Natürlich vermuten sie hinter dem, was sie sehen, keine böse Verschwörung. Hier hinkt der Vergleich zugegebenermaßen, denn das, was man zu erkennen glaubt, ist nicht böse und destruktiv, sondern richtet sich – ganz im Gegenteil – gegen das Böse und Gemeine und Todbringende. Die Verschwörung, die vermutet wird, paktiert gerade nicht mit unheilvollen Mächten, sondern mobilisiert alle Menschen guten Willens gegen die Bosheiten dieser Welt.
Es ist ein guter Plan, einer, der die Menschheit weiterbringt, statt sie zu vernichten. Es ist ein Rettungsweg statt einer Methode zur Versklavung und dahinter ein Planer, der nicht im eigenen Interesse, sondern im Interesse der Menschen plant. Die Entschlüsselung dieser der allgemeinen Öffentlichkeit noch verborgenen Wahrheit erreicht die Menschen, von denen hier gesprochen wird, weil sie im guten Sinne naiv sind und das glauben, was ihnen geoffenbart wird und zudem schlüssig erscheint.
Sie sind frei von allen intellektuellen Filtern, die sich so gerne zwischen Wahrnehmung und Wahrheit schieben und der Einrede der Vernunft glauben, die die Wahrheit ausredet, noch bevor es zu einer Erkenntnis kommen kann. Dabei sind die Menschen, von denen wir in den vergangenen Tagen in den Kirchen und bei Konzerten hörten, keineswegs nur schlichte Gemüter.
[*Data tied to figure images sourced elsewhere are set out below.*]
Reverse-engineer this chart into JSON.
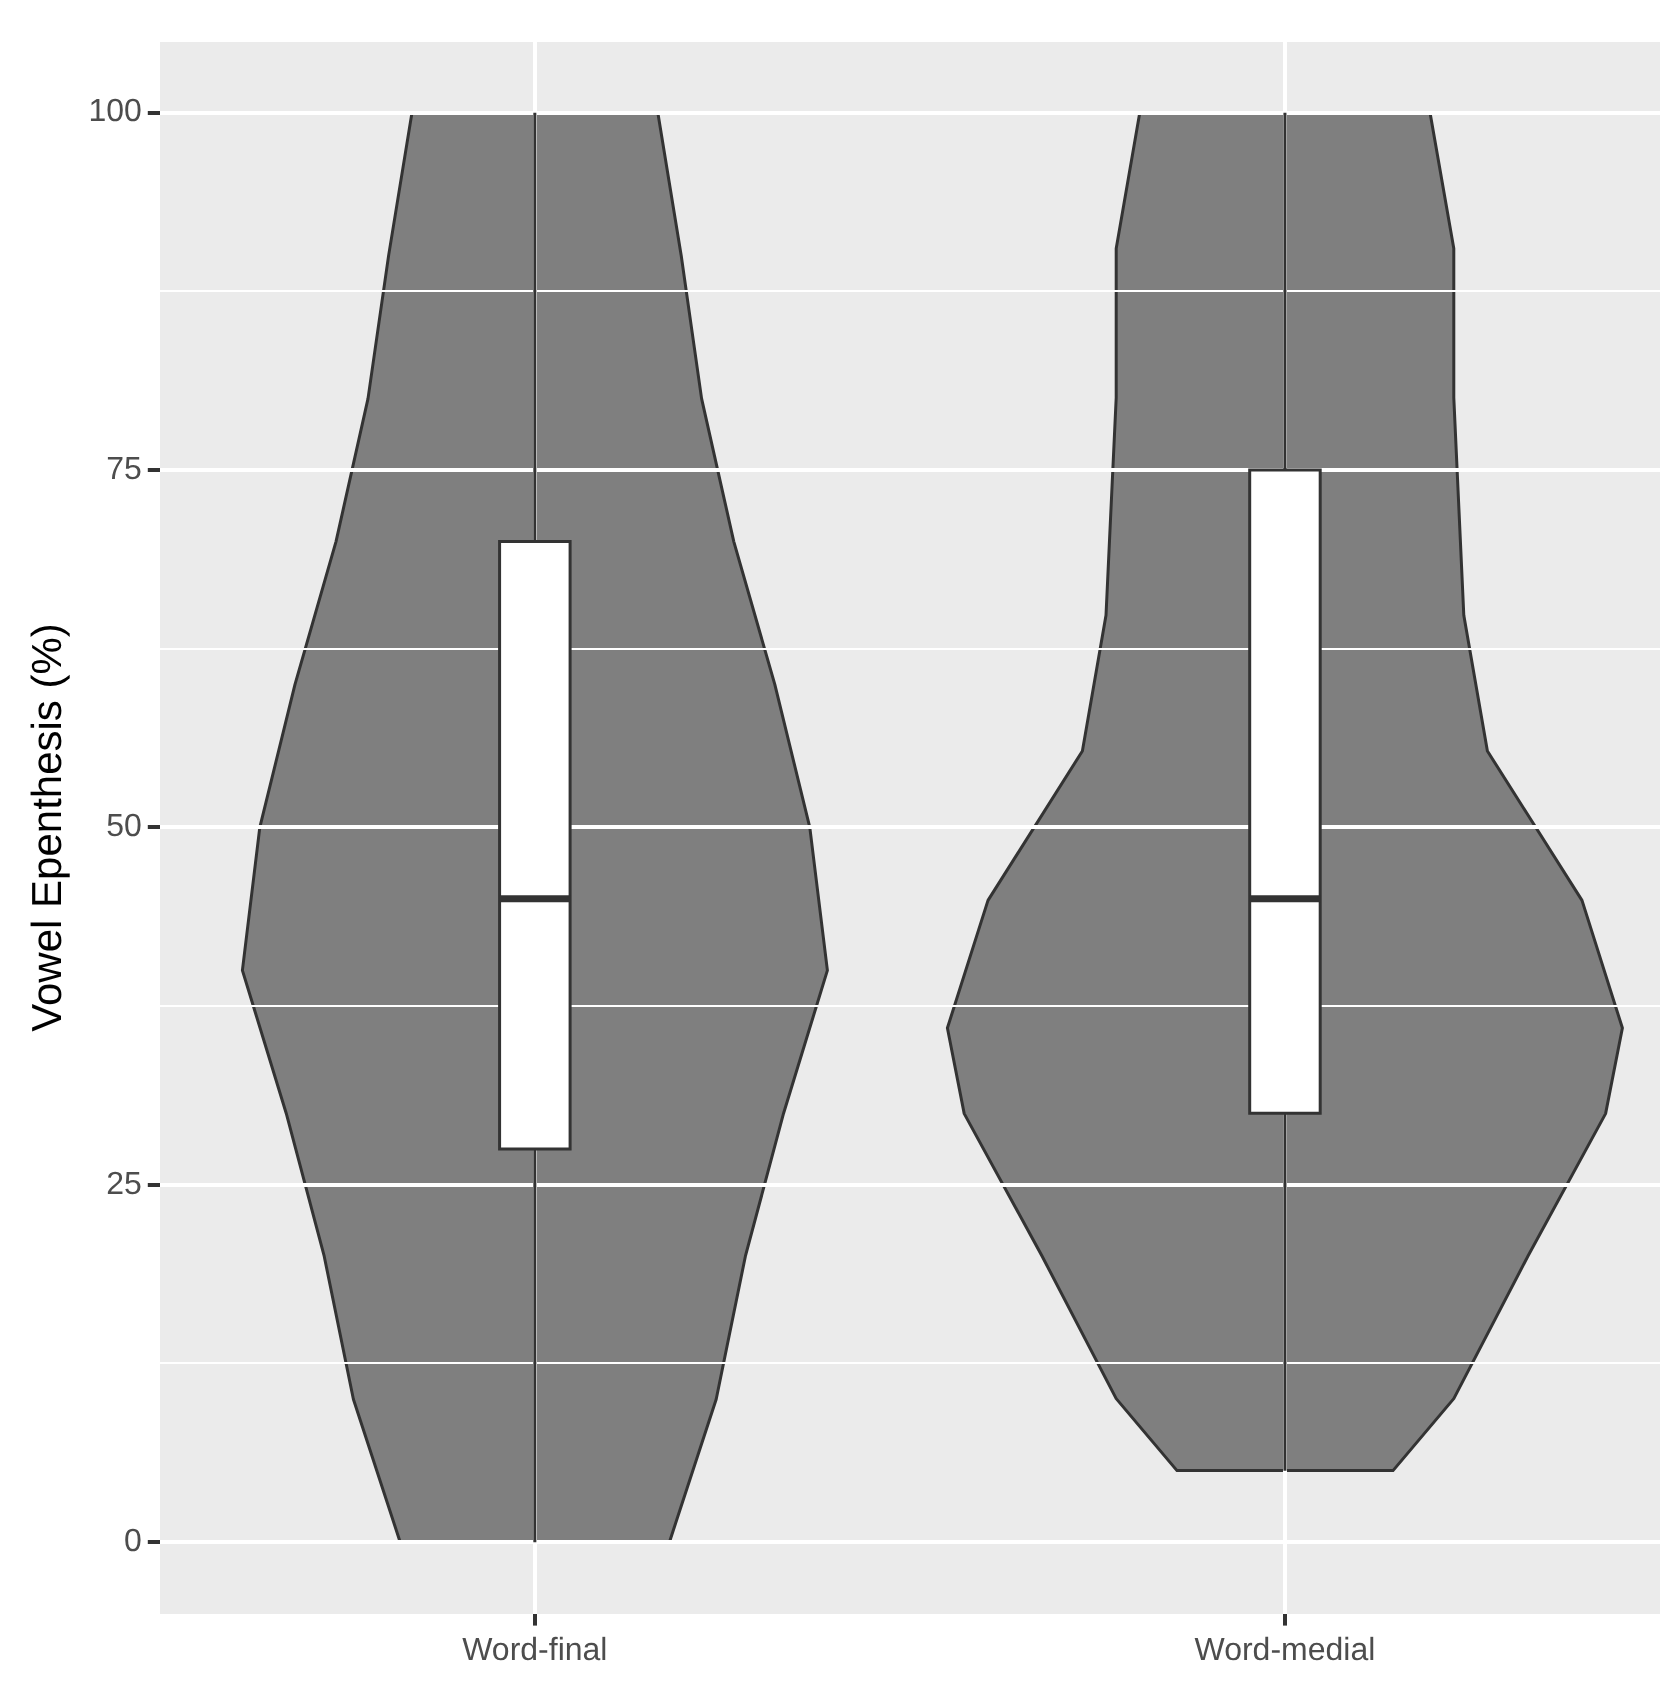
{
  "chart_data": {
    "type": "box",
    "ylabel": "Vowel Epenthesis (%)",
    "categories": [
      "Word-final",
      "Word-medial"
    ],
    "boxes": [
      {
        "low": 0,
        "q1": 27.5,
        "median": 45,
        "q3": 70,
        "high": 100
      },
      {
        "low": 5,
        "q1": 30,
        "median": 45,
        "q3": 75,
        "high": 100
      }
    ],
    "color": "#ffffff",
    "ylim": [
      -5,
      105
    ],
    "yticks": [
      0,
      {
        "value": 12.5,
        "label": null
      },
      25,
      {
        "value": 37.5,
        "label": null
      },
      50,
      {
        "value": 62.5,
        "label": null
      },
      75,
      {
        "value": 87.5,
        "label": null
      },
      100
    ],
    "grid": true,
    "legend": false
  }
}
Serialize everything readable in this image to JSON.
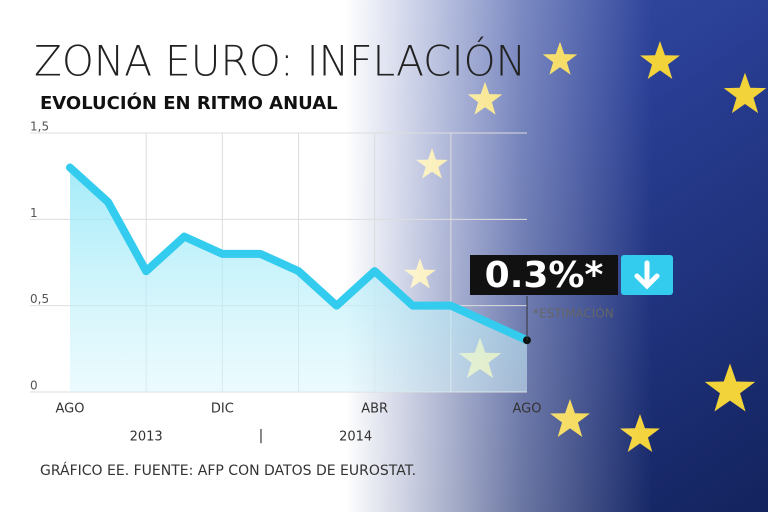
{
  "chart_data": {
    "type": "line",
    "title": "ZONA EURO: INFLACIÓN",
    "subtitle": "EVOLUCIÓN EN RITMO ANUAL",
    "categories": [
      "AGO",
      null,
      null,
      null,
      "DIC",
      null,
      null,
      null,
      "ABR",
      null,
      null,
      null,
      "AGO"
    ],
    "years": [
      "2013",
      "2014"
    ],
    "series": [
      {
        "name": "Inflación",
        "color": "#33ccee",
        "values": [
          1.3,
          1.1,
          0.7,
          0.9,
          0.8,
          0.8,
          0.7,
          0.5,
          0.7,
          0.5,
          0.5,
          0.4,
          0.3
        ]
      }
    ],
    "ylim": [
      0,
      1.5
    ],
    "yticks": [
      0,
      {
        "value": 0.5,
        "label": "0,5"
      },
      1,
      {
        "value": 1.5,
        "label": "1,5"
      }
    ],
    "grid": true,
    "annotations": [
      "0.3%*",
      "*ESTIMACIÓN"
    ],
    "source": "GRÁFICO EE. FUENTE: AFP CON DATOS DE EUROSTAT."
  }
}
Hellwache Geister: Ob analphabetische Hirten oder gelehrte Könige
Es sind allesamt hellwache Geister, wenngleich sie auch aus ganz unterschiedlichen Regionen, Kulturen und Bildungsschichten stammen. Der Spannungsbogen derer, die zum Stall nach Bethlehem ziehen, reicht von den Schafe hütenden Analphabeten bis zu den Weisen aus dem Morgenland. Die einen hören und sehen den Engel und trauen, dem, was sie hören und sehen. Sie erliegen nicht dem üblichen „Kannnichtsein“, mit dem Agnostiker gerne ihre Wahrnehmungsfähigkeiten gegen das Offensichtliche imprägnieren.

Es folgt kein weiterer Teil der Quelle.